June 24

What was advertised in a colonial newspaper 250 years ago this week?

Jun 24 - 6:23:1766 Boston Post-Boy
Boston Post-Boy (June 23, 1766).

“Said PADDOCK has always a Number of second-hand Chaises to dispose of.”

Coachmaker Adino Paddock made a variety of appeals intended to incite demand for his products and services among readers of the Boston Post-Boy. He promoted his own expertise and the care that went into overseeing everything produced in his workshop. He emphasized his prices (“cheaper than in any other Province on the Continent”) and the fine customer service he provided (“those who employ him may depend upon being served in the best Manner”).

In a separate paragraph, Paddock included two final offers that likely look very familiar to modern consumers, especially anyone who has ever purchased a car. Not unlike today, owning a means of transportation in the eighteenth century was expensive. Paddock, like modern car dealers, offered means for potential customers to purchase his wares while reducing the costs, thus making owning carriage a more achievable goal for a greater number of colonists. While Paddock still addressed a relatively small market, only a portion of colonial Bostonians, he did what he could to bring in as many customers as possible.
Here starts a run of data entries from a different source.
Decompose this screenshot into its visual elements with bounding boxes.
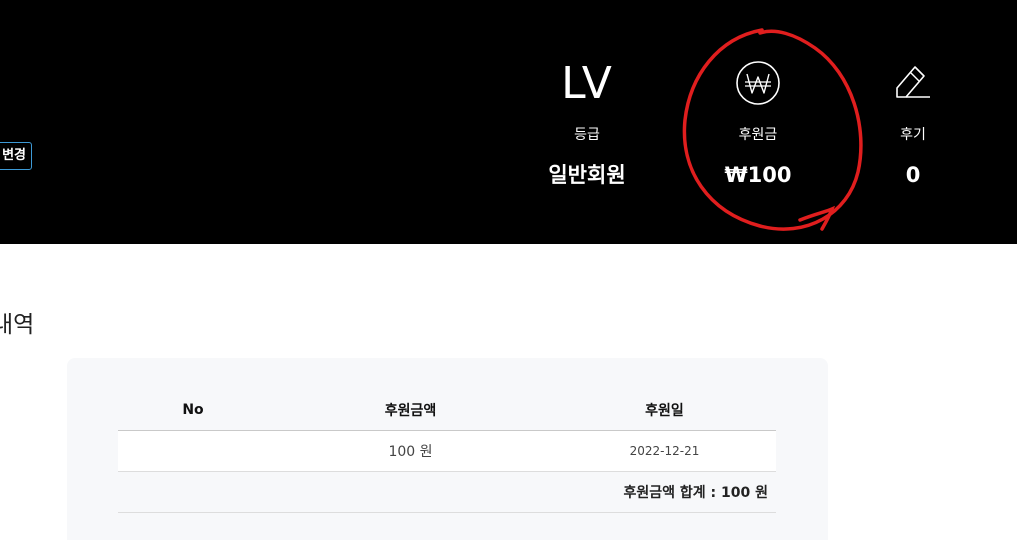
section-title: 내역 [0, 312, 35, 338]
review-value: 0 [905, 163, 921, 187]
column-header-date: 후원일 [553, 390, 776, 431]
donation-total: 후원금액 합계 : 100 원 [118, 471, 776, 513]
total-row: 후원금액 합계 : 100 원 [118, 471, 776, 513]
grade-stat: LV 등급 일반회원 [522, 0, 652, 187]
pencil-icon [896, 66, 930, 98]
donation-label: 후원금 [738, 127, 778, 143]
column-header-no: No [118, 390, 268, 431]
row-amount: 100 원 [268, 430, 553, 472]
table-row: 100 원 2022-12-21 [118, 430, 776, 472]
row-date: 2022-12-21 [553, 430, 776, 472]
won-circle-icon [736, 61, 780, 105]
column-header-amount: 후원금액 [268, 390, 553, 431]
grade-label: 등급 [574, 127, 600, 143]
donation-history-table: No 후원금액 후원일 100 원 2022-12-21 후원금액 합계 : 1… [118, 390, 776, 513]
grade-value: 일반회원 [548, 163, 626, 187]
row-no [118, 430, 268, 472]
donation-value: ₩100 [724, 163, 792, 187]
level-text: LV [561, 58, 613, 109]
table-header-row: No 후원금액 후원일 [118, 390, 776, 431]
review-label: 후기 [900, 127, 926, 143]
change-button[interactable]: 변경 [0, 142, 32, 170]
Paddock underscored that he “has always a Number of second-hand Chaises to dispose of, very cheap.” Today many consumers purchase used cars because they are a less expensive alternative to new cars. In selling “second-hand Chaises,” Paddock became the eighteenth-century equivalent of a used car dealer.
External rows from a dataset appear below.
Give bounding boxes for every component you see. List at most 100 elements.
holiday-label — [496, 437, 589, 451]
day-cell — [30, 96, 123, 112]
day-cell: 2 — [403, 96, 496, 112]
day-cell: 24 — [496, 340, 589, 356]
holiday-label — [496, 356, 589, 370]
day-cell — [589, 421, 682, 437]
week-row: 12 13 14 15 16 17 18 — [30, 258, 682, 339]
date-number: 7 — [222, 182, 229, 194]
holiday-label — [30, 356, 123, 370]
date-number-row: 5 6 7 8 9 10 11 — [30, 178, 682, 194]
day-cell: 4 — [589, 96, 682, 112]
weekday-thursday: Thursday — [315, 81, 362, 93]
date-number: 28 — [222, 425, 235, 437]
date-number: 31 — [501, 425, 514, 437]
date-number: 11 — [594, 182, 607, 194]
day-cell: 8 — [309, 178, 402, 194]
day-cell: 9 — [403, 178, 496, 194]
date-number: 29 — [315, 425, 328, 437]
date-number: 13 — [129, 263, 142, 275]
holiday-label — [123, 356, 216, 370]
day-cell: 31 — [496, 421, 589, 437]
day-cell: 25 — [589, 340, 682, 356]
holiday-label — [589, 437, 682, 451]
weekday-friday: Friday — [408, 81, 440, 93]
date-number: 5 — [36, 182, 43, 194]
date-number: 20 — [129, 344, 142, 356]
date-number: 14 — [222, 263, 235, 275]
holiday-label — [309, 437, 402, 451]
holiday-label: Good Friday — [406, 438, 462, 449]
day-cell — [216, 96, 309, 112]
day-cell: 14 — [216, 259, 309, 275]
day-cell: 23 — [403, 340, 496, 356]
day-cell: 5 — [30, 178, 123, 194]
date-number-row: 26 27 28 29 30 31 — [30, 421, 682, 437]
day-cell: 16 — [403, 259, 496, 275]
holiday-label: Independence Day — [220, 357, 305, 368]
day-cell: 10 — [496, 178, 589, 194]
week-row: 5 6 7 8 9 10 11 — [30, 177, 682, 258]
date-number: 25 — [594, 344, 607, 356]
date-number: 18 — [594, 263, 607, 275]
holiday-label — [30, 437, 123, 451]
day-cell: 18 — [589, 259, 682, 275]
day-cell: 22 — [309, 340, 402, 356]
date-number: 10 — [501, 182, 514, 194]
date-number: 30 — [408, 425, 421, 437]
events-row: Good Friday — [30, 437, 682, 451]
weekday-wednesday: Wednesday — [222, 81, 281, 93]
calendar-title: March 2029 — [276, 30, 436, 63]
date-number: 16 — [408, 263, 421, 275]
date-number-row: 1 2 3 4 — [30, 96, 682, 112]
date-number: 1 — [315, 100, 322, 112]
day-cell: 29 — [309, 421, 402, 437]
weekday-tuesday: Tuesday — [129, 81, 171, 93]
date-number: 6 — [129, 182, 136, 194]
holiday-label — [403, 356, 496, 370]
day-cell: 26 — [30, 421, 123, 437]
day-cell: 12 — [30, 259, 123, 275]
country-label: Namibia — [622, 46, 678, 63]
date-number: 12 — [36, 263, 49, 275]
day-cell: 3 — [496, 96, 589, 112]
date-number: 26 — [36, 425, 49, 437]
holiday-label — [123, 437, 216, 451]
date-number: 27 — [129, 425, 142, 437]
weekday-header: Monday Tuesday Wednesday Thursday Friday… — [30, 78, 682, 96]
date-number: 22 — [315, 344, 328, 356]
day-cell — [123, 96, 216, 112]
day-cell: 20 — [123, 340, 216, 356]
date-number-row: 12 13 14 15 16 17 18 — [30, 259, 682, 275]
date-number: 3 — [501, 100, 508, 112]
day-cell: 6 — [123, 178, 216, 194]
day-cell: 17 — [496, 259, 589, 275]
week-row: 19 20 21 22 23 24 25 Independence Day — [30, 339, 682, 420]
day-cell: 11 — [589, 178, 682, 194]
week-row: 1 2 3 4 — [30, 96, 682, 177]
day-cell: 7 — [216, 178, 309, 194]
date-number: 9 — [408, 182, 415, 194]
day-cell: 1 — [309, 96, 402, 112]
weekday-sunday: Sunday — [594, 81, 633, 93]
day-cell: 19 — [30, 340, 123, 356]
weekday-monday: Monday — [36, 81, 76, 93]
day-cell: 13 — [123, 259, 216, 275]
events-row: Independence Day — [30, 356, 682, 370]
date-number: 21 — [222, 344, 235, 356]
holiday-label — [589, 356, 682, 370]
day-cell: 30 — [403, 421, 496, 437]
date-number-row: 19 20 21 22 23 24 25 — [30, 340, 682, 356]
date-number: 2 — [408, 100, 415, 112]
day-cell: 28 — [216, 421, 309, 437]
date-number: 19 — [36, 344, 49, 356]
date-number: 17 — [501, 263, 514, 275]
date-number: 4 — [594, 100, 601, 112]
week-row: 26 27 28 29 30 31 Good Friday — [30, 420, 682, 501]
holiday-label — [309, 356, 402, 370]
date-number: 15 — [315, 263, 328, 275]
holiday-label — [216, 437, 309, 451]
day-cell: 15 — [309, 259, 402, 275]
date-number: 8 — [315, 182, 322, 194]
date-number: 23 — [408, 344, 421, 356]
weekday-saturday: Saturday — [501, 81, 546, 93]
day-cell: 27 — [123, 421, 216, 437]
He also indicated that he “will take old Chaises as part of Pay for new.” Trading in a car to offset the price of a new one has long been a standard practice, but this advertisement suggests that it was not especially innovative in the twentieth century. For significant investments in vehicles for personal transportation, coachmakers like Adino Paddock already devised a trade in system more than a century before automobiles were invented.